Mrs Clarington raised an eyebrow at me and went back to the work on the desk in front of her. She had given us permission to work on our projects during the lesson since we were only two weeks away and none of us could focus on Romeo and Juliet. I turned back to the paper on my desk, lightly tapping my pencil on the paper as I read over the speech I had prepared. Although it still contained a lot of facts, at least it was five minutes and a little more coherent than before. Katie said she would look over it for me.

I peered over my shoulder, catching Victoria's eye as she glared at me across the room. She had ink smeared across her chin and a lot of balls of paper on her desk and on the floor in front of her.

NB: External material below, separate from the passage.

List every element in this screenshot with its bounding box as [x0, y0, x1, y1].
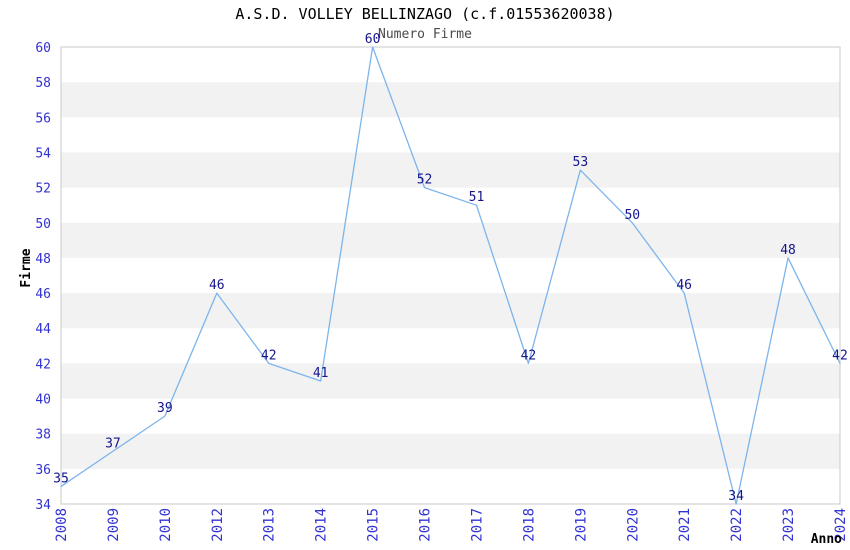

Victoria wasn't ready for the presentations and it could work in my favour if she happened to be as unprepared as she seemed. Somehow, she had a way of pretending to be underprepared for something, but she was ahead of us all.

With her, every appearance was a deception. She also hadn't said anything more on her threats from the previous days. Which worried me.

The end of lesson bell rang, and the class broke out into noise as everyone packed up. I stuffed my notes into my bag and swung it up on my shoulder, following Emma from the classroom and into the hall. Katie stood outside, her back pressed into the wall, looking at her nails with one foot against the wall and the other still on the ground. Since our conversation the other week, Katie had been waiting outside all my lessons to make sure Victoria couldn't touch me. It was a little like having my own personal police officer.

Or a stalker.

"You take ages to pack up," she said.

"And you seem to fun from your own class to mine. How do you get here so fast?"

"I have my secrets. You're in sport now, right?"

"Yes. Are you not joining us this week?"

"We are. We're not supposed to, but we managed to wrangle it with Mrs Leverton. It beats studying, anyway," she shrugged.

"Your exams are in two weeks; you should be studying."

"Shh, don't ruin this for me."

She smiled at me and swung her kit bag over her shoulder, mine was already in the changing room. I thought it would save time if I put it in there after my run. It did. Everyone else had to rush back to the dormitory to get their kit bags or lug them around with their school bag. Katie and I just casually strolled down to the changing room without the need to make a stop along the way.